Il precedente di Celestino V ( Pietro da Morrone ). Eletto Papa nel luglio 1294 si dimise dopo soli 5 mesi.Bonifacio VIII,suo successore lo confinò nel Castello di Fumone. Dante lo ha ricordato con disprezzo nella Divina Commedia ( Inferno III,59-60 ) come “ colui che fece per viltate il gran rifiuto”. Fu proclamato santo nel 1313, Aveva fondato la Congregazione degli Eremiti di San Damiano noti come Celestini. Per Benedetto XVI  si apre la via del confino per una vita da eremita. Sarà santificato come Pietro da Morrone?

Sconcerto nella Chiesa.Un fulmine a ciel sereno. Ora il Conclave. Già si parla di un Papa nero. Grillo con tempismo si è impadronito di un desiderio che il popolo di Cristo non ha mai nascosto che si potesse avverare. Lo ha fatto con riferimento ad Obama. Un segnale della universalità della Chiesa, del Vescovo di Roma successore di San Pietro, il primo degli Apostoli. Oltre le mura della vecchia Europa. Quando Obama venne eletto per la prima volta presidente degli Stati Uniti, Corsera magazine pubblicò un articolo dal tono scherzoso intitolato “ Obama. Il Papa nero” che riproponiamo.

In Vaticano si sta pensando in questi giorni che seguono il trionfo di Obama che il prossimo papa debba finalmente avere la pelle se non nera almeno olivastra.
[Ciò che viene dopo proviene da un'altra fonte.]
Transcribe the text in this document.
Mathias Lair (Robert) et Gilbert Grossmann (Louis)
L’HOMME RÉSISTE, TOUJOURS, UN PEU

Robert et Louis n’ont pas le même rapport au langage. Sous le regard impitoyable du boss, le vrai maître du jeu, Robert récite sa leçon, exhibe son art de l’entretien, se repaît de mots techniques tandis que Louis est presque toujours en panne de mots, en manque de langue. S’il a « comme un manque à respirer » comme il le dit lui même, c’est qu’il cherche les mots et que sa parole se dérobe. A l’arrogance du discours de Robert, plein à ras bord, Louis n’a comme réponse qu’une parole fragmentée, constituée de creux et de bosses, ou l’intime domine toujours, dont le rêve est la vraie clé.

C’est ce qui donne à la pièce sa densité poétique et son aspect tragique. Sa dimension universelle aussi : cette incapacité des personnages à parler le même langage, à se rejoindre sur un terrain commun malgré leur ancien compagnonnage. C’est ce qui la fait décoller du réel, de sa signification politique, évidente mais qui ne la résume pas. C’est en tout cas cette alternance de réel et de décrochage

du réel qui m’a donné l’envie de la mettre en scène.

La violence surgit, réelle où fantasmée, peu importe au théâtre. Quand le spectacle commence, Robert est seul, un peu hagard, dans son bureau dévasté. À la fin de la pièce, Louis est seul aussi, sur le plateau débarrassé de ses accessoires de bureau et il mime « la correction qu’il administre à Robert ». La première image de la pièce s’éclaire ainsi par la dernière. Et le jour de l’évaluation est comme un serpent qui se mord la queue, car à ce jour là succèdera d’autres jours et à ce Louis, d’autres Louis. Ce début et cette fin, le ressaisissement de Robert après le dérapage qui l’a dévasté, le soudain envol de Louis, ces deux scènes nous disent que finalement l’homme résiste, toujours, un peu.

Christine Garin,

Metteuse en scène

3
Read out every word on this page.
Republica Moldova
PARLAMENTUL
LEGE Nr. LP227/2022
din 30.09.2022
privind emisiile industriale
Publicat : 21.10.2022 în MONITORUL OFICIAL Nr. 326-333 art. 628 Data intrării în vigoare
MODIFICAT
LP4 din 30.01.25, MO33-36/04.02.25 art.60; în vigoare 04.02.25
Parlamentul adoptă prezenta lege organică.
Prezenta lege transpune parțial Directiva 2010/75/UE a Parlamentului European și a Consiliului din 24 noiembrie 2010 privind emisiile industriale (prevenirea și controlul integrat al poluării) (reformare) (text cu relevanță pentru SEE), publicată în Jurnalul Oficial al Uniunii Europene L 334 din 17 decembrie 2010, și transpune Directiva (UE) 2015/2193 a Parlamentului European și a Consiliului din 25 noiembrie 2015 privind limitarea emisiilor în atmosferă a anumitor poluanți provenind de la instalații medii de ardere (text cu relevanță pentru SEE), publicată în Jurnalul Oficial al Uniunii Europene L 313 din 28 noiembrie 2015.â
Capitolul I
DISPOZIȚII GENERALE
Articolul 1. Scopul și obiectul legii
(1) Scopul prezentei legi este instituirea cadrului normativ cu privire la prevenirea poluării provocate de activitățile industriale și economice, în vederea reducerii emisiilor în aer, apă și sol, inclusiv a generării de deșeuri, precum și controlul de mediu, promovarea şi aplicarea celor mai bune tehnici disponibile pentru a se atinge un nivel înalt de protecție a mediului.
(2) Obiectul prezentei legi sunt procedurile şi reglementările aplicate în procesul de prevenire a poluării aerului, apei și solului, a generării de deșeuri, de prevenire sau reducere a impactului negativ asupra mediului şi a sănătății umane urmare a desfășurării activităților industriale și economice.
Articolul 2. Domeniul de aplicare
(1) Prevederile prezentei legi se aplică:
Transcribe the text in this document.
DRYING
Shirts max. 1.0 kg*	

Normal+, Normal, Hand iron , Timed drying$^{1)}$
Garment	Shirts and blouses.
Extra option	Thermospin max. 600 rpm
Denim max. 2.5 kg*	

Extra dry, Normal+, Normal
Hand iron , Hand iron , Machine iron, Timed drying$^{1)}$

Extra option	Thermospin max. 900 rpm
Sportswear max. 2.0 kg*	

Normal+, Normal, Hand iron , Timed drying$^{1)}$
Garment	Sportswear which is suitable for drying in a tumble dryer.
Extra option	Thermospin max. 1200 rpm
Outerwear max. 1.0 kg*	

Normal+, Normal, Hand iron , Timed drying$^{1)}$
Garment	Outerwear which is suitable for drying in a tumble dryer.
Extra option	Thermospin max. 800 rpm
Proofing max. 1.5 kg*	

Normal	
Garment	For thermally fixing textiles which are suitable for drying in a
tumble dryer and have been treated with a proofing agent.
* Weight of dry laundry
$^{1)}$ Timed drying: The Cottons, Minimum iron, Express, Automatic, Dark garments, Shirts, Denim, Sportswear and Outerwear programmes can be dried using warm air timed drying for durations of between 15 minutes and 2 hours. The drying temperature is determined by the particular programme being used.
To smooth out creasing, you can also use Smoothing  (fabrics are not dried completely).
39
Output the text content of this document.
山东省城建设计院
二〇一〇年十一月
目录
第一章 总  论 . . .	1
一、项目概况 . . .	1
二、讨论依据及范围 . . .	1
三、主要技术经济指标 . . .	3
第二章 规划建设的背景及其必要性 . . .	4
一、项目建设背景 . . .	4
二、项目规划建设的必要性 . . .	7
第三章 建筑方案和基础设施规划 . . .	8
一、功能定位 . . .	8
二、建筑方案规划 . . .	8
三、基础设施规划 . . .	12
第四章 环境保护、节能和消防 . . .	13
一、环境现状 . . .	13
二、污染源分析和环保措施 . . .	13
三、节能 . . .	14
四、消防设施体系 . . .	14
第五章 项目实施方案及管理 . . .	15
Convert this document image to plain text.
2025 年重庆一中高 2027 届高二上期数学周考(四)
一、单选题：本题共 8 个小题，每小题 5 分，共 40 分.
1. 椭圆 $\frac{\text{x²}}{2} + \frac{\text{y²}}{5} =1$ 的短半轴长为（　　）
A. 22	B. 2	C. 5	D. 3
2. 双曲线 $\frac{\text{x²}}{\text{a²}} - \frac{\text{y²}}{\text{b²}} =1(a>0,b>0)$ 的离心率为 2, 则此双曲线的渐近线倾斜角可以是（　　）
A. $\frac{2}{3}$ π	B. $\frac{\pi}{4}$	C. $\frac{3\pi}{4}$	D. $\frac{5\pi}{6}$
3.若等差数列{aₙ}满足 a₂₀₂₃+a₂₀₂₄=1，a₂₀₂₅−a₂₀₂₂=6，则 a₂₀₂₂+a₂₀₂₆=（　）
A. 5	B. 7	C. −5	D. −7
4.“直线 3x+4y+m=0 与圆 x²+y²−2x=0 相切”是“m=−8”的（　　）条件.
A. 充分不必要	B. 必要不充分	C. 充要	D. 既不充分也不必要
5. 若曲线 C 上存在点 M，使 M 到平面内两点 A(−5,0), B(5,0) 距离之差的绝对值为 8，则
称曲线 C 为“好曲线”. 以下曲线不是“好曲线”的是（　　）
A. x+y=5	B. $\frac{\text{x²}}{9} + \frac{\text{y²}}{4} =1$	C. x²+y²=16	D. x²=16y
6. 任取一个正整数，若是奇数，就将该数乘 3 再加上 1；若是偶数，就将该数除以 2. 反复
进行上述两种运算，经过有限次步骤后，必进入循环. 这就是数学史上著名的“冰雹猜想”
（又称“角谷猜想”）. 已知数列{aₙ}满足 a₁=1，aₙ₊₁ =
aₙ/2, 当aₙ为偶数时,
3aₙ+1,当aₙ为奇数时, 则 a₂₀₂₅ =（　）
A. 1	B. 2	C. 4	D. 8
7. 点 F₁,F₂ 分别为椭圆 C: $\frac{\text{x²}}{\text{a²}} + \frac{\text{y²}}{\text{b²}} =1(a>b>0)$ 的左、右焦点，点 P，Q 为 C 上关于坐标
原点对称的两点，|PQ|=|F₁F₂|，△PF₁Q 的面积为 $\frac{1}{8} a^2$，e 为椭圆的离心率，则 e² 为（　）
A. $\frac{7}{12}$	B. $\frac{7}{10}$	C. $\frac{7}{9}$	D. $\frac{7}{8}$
Un Santo Padre che non sia di estrazione ariana. Anche un cardinale latino americano andrebbe bene per il Soglio Pontificio. Insomma uno che non sia un rappresentante della vecchia Europa. Farsi superare dagli Stati Uniti nella ricerca del diverso non va proprio giù alla Curia romana.Tanto più che Obama ha vinto parlando al cuore e con il cuore puntando sull’essere umano fragile, ghettizzato, malato,disperato,affamato, desideroso di vivere la sua vita con dignità. Quella dignità dell’uomo che la Chiesa cattolica ha sempre difeso nel nome di Gesù Cristo,ossia Dio. E’ già, perché Gesù Cristo è Dio anche se a molti da fastidio il solo sentirlo dire. La Santa Sede non può rimanere indifferente al successo di Obama un cristiano battezzato con il rito di una Chiesa locale che non riconosce la supremazia petrina. “ Tu es Petrus, et super hanc petram aedificabo Ecclesiam meam; et inferi non prevalebunt adversum eam”. ( Matteo, 16-18 ). Obama è diventato con il larghissimo consenso degli elettori La Pietra angolare della rinascita degli Usa, neo cristianesimo oppure neo umanesimo del XXI secolo. Gioiscono i popoli di colore nero,meticcio,olivastro, ombrato, giallastro, perché in Obama si sentono rappresentati, liberati dal disprezzo del colore, che non sia bianco. Muso nero, muso giallo. Ebbene di ciò sono preoccupati in Vaticano per il sorpasso di Obama. Un Papa nero sarebbe sconvolgente. L’Africa in particolare esulterebbe. Gli scheletri degli schiavi negri deportati si rivolterebbero nelle loro tombe dalla gioia i morti risusciteranno. Un presidente nero, un  Papa nero. La storia dell’umanità cambierebbe il suo corso secolare. Dopo Benedetto XVI, un Santo Padre nero o quasi nero. Che l’attesa non si prolunghi troppo ed è ciò che la Curia romana spera per recuperare su Obama.